Na Colômbia, o ex-ministro-adjunto de Transportes Gabriel García e o ex-senador Otto Bula foram detidos e a Justiça investiga se a Odebrecht aportou recursos para a campanha eleitoral do presidente Juan Manuel Santos e outros políticos.

No Panamá, o irmão e o filho do ex-presidente Ricardo Martinelli, bem como uma dezena de empresários, estão na mira da Justiça.

Na República Dominicana, estão detidas oito pessoas, entre elas um ministro.

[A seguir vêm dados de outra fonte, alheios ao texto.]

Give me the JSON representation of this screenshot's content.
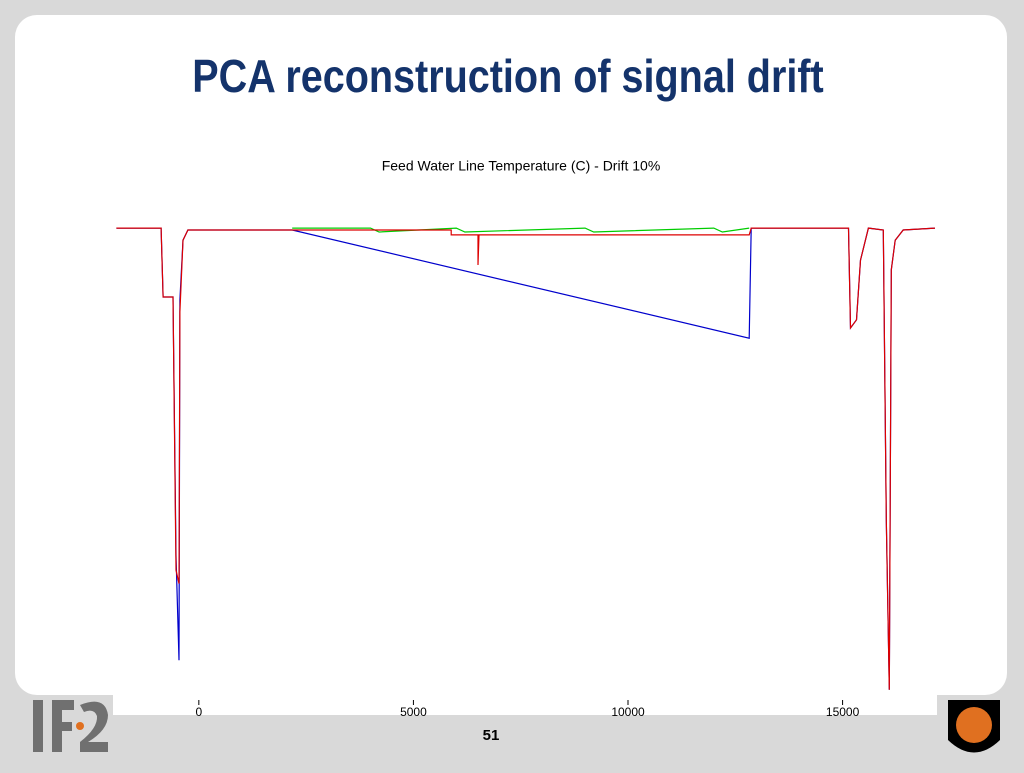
{
  "slide": {
    "title": "PCA reconstruction of signal drift",
    "page_number": "51"
  },
  "chart_data": {
    "type": "line",
    "title": "Feed Water Line Temperature (C) - Drift 10%",
    "xlim": [
      -2000,
      17200
    ],
    "ylim": [
      0,
      100
    ],
    "xticks": [
      0,
      5000,
      10000,
      15000
    ],
    "series": [
      {
        "name": "Blue",
        "color": "#0000cc",
        "x": [
          -1921,
          -880,
          -833,
          -602,
          -532,
          -463,
          -440,
          -370,
          -255,
          2176,
          12824,
          12870,
          15139,
          15185,
          15324,
          15417,
          15602,
          15949,
          16019,
          16088,
          16134,
          16227,
          16412,
          17153
        ],
        "values": [
          97.3,
          97.3,
          83.1,
          83.1,
          29.9,
          8.2,
          82.5,
          94.8,
          96.9,
          96.9,
          74.6,
          97.3,
          97.3,
          76.7,
          78.4,
          90.7,
          97.3,
          96.9,
          37.1,
          2.1,
          88.7,
          94.8,
          96.9,
          97.3
        ]
      },
      {
        "name": "Red",
        "color": "#dd0000",
        "x": [
          -1921,
          -880,
          -833,
          -602,
          -532,
          -463,
          -440,
          -370,
          -255,
          5880,
          5880,
          6505,
          6505,
          6528,
          12824,
          12870,
          15139,
          15185,
          15324,
          15417,
          15602,
          15949,
          16019,
          16088,
          16134,
          16227,
          16412,
          17153
        ],
        "values": [
          97.3,
          97.3,
          83.1,
          83.1,
          26.8,
          24,
          80,
          94.8,
          96.9,
          96.9,
          95.9,
          95.9,
          89.7,
          95.9,
          95.9,
          97.3,
          97.3,
          76.7,
          78.4,
          90.7,
          97.3,
          96.9,
          37.1,
          2.1,
          88.7,
          94.8,
          96.9,
          97.3
        ]
      },
      {
        "name": "Green",
        "color": "#00cc00",
        "x": [
          2176,
          4000,
          4200,
          6000,
          6200,
          9000,
          9200,
          12000,
          12200,
          12824
        ],
        "values": [
          97.3,
          97.3,
          96.5,
          97.3,
          96.5,
          97.3,
          96.5,
          97.3,
          96.5,
          97.3
        ]
      }
    ]
  }
}
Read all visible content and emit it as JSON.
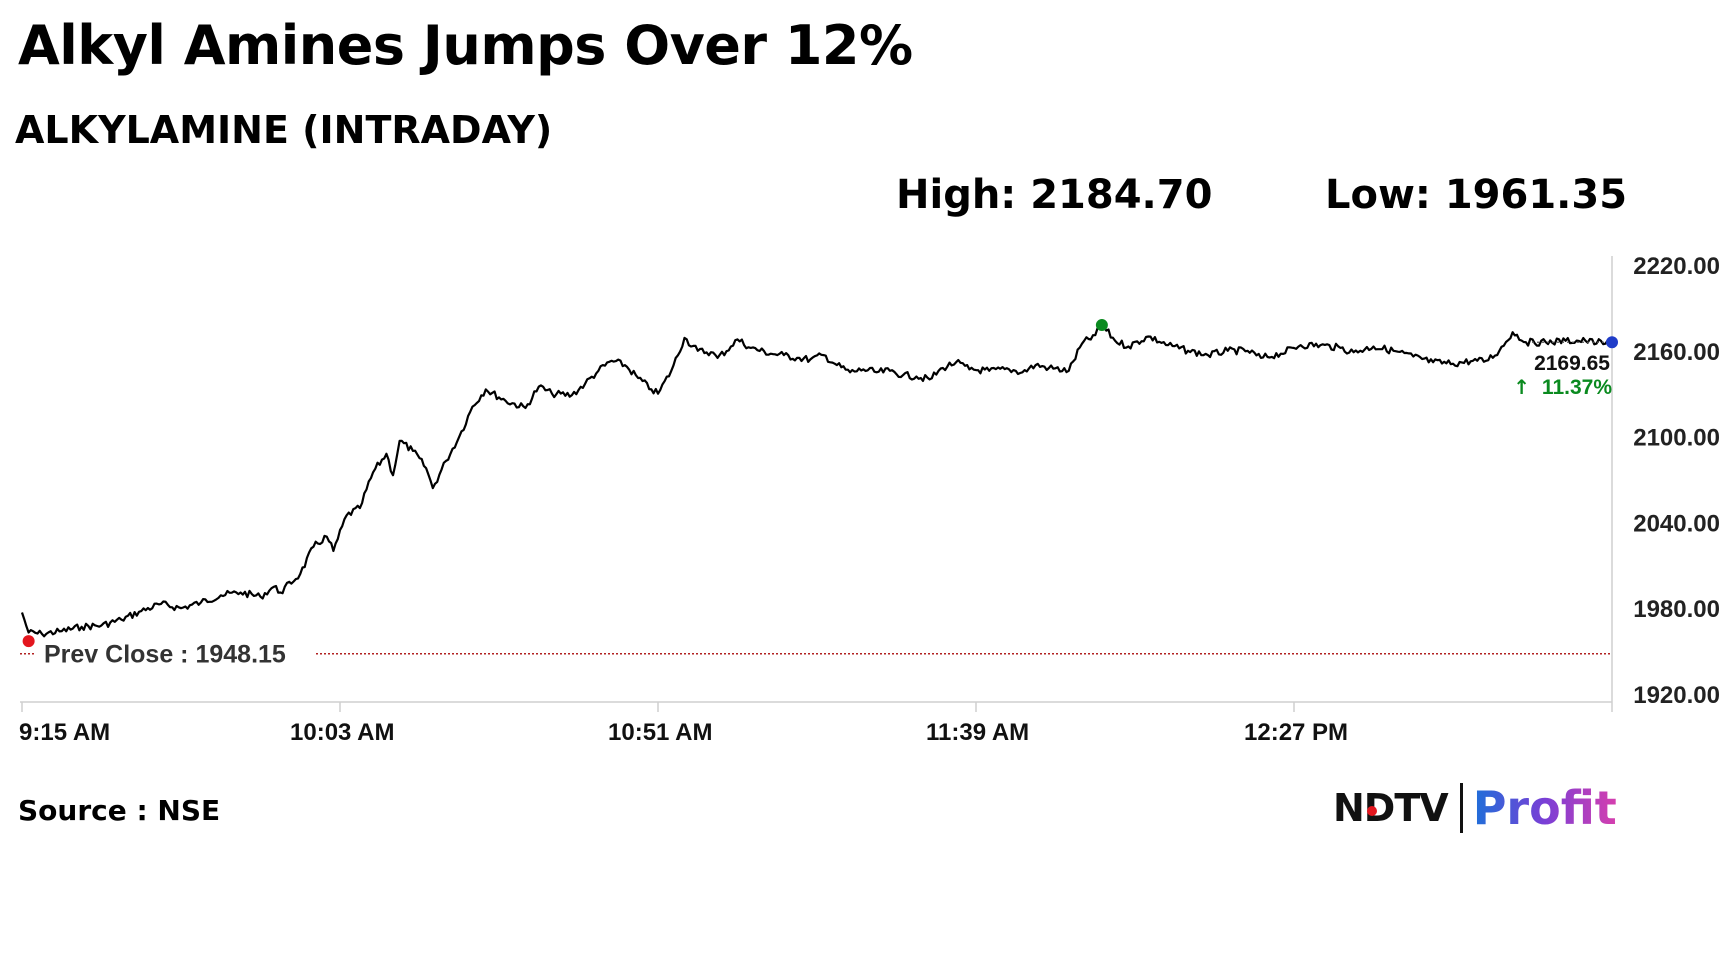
{
  "header": {
    "title": "Alkyl Amines Jumps Over 12%",
    "subtitle": "ALKYLAMINE (INTRADAY)",
    "high_label": "High: 2184.70",
    "low_label": "Low: 1961.35"
  },
  "chart_data": {
    "type": "line",
    "series": [
      {
        "points": [
          [
            "9:15",
            1977
          ],
          [
            "9:16",
            1963
          ],
          [
            "9:18",
            1962
          ],
          [
            "9:21",
            1964
          ],
          [
            "9:24",
            1967
          ],
          [
            "9:27",
            1968
          ],
          [
            "9:30",
            1972
          ],
          [
            "9:33",
            1978
          ],
          [
            "9:36",
            1983
          ],
          [
            "9:39",
            1980
          ],
          [
            "9:42",
            1984
          ],
          [
            "9:45",
            1989
          ],
          [
            "9:48",
            1991
          ],
          [
            "9:51",
            1988
          ],
          [
            "9:53",
            1995
          ],
          [
            "9:54",
            1991
          ],
          [
            "9:57",
            2004
          ],
          [
            "9:59",
            2023
          ],
          [
            "10:01",
            2030
          ],
          [
            "10:02",
            2020
          ],
          [
            "10:04",
            2045
          ],
          [
            "10:06",
            2050
          ],
          [
            "10:08",
            2075
          ],
          [
            "10:10",
            2088
          ],
          [
            "10:11",
            2073
          ],
          [
            "10:12",
            2097
          ],
          [
            "10:14",
            2090
          ],
          [
            "10:16",
            2078
          ],
          [
            "10:17",
            2064
          ],
          [
            "10:19",
            2083
          ],
          [
            "10:21",
            2100
          ],
          [
            "10:23",
            2121
          ],
          [
            "10:25",
            2133
          ],
          [
            "10:28",
            2125
          ],
          [
            "10:31",
            2120
          ],
          [
            "10:33",
            2135
          ],
          [
            "10:35",
            2130
          ],
          [
            "10:38",
            2129
          ],
          [
            "10:40",
            2137
          ],
          [
            "10:42",
            2146
          ],
          [
            "10:44",
            2153
          ],
          [
            "10:46",
            2150
          ],
          [
            "10:48",
            2141
          ],
          [
            "10:50",
            2133
          ],
          [
            "10:51",
            2130
          ],
          [
            "10:53",
            2146
          ],
          [
            "10:55",
            2169
          ],
          [
            "10:57",
            2160
          ],
          [
            "10:59",
            2159
          ],
          [
            "11:00",
            2155
          ],
          [
            "11:02",
            2163
          ],
          [
            "11:03",
            2168
          ],
          [
            "11:05",
            2162
          ],
          [
            "11:08",
            2158
          ],
          [
            "11:10",
            2157
          ],
          [
            "11:12",
            2155
          ],
          [
            "11:14",
            2154
          ],
          [
            "11:16",
            2157
          ],
          [
            "11:18",
            2150
          ],
          [
            "11:20",
            2145
          ],
          [
            "11:22",
            2147
          ],
          [
            "11:24",
            2145
          ],
          [
            "11:26",
            2146
          ],
          [
            "11:28",
            2143
          ],
          [
            "11:30",
            2142
          ],
          [
            "11:32",
            2140
          ],
          [
            "11:34",
            2148
          ],
          [
            "11:36",
            2152
          ],
          [
            "11:38",
            2147
          ],
          [
            "11:41",
            2146
          ],
          [
            "11:44",
            2147
          ],
          [
            "11:46",
            2145
          ],
          [
            "11:48",
            2150
          ],
          [
            "11:50",
            2148
          ],
          [
            "11:53",
            2146
          ],
          [
            "11:55",
            2165
          ],
          [
            "11:57",
            2171
          ],
          [
            "11:58",
            2178
          ],
          [
            "12:00",
            2167
          ],
          [
            "12:02",
            2163
          ],
          [
            "12:05",
            2170
          ],
          [
            "12:08",
            2164
          ],
          [
            "12:11",
            2160
          ],
          [
            "12:14",
            2157
          ],
          [
            "12:17",
            2160
          ],
          [
            "12:20",
            2160
          ],
          [
            "12:22",
            2155
          ],
          [
            "12:25",
            2158
          ],
          [
            "12:28",
            2164
          ],
          [
            "12:31",
            2164
          ],
          [
            "12:34",
            2162
          ],
          [
            "12:36",
            2159
          ],
          [
            "12:39",
            2163
          ],
          [
            "12:42",
            2160
          ],
          [
            "12:45",
            2156
          ],
          [
            "12:48",
            2152
          ],
          [
            "12:51",
            2151
          ],
          [
            "12:54",
            2153
          ],
          [
            "12:56",
            2153
          ],
          [
            "12:58",
            2160
          ],
          [
            "13:00",
            2173
          ],
          [
            "13:02",
            2166
          ],
          [
            "13:05",
            2166
          ],
          [
            "13:08",
            2167
          ],
          [
            "13:11",
            2167
          ],
          [
            "13:14",
            2165
          ],
          [
            "13:15",
            2166
          ]
        ]
      }
    ],
    "x_ticks": [
      "9:15 AM",
      "10:03 AM",
      "10:51 AM",
      "11:39 AM",
      "12:27 PM"
    ],
    "y_ticks": [
      "2220.00",
      "2160.00",
      "2100.00",
      "2040.00",
      "1980.00",
      "1920.00"
    ],
    "ylim": [
      1920,
      2220
    ],
    "prev_close": {
      "value": 1948.15,
      "label": "Prev Close : 1948.15"
    },
    "markers": [
      {
        "time": "9:16",
        "value": 1961.35,
        "color": "#e3161e"
      },
      {
        "time": "11:58",
        "value": 2184.7,
        "color": "#0a8a1f"
      },
      {
        "time": "13:15",
        "value": 2169.65,
        "color": "#1f3cc8"
      }
    ],
    "last_price": {
      "value": "2169.65",
      "change": "11.37%",
      "arrow": "↑",
      "change_color": "#0a8a1f"
    },
    "line_color": "#000000",
    "prev_close_color": "#b22222",
    "legend": "none",
    "grid": false
  },
  "footer": {
    "source": "Source : NSE",
    "logo_ndtv": "NDTV",
    "logo_profit": "Profit"
  }
}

Na Argentina, a empresa foi suspensa em julho passado de participar de licitações e é investigada em pelo menos três contratos.

No México, o ex-diretor da estatal Petróleos Mexicanos (Pemex), Emilio Lozoya, também está na mira da Justiça por supostas propinas recebidas da empreiteira.

As investigações sobre a Odebrecht fazem parte de outra muito maior, revelada em 2014, a operação "Lava Jato", que deixou em evidência que as empreiteiras brasileiras tinham montado um cartel para alterar os lucrativos mercados de terceirização do grupo petroleiro Petrobras, subornando dirigentes de todo o espectro político.

A empreiteira e sua filial petroquímica Braskem aceitaram, em dezembro passado, pagar muitas no valor de 3,5 bilhões de dólares pelo esquema de propinas pagas em uma dezena de países latino-americanos, além de Moçambique e Angola. Desta quantia, 10% ressarcirão delitos cometidos nos Estados Unidos, outros 10% na Suíça e 80% no Brasil.

Falta de "oxigênio" para limpar

Para além do que a Justiça possa fazer, o que preocupa neste momento a maioria dos brasileiros é se haverá "oxigênio" para continuar investigando e depurando responsabilidades, disse Batini.

Em particular, vontade política para mudar um sistema de fazer política baseado na corrupção, como deixou em evidência a "Operação Lava Jato", que investiga a maior rede de corrupção da história do Brasil que afeta a Petrobas e salpica o próprio presidente Michel Temer.

Recentemente, o Congresso livrou Temer, que chegou ao poder após o impeachment a presidente Dilma Rousseff, de que as denúncias contra ele fossem parar no Supremo Tribunal Federal.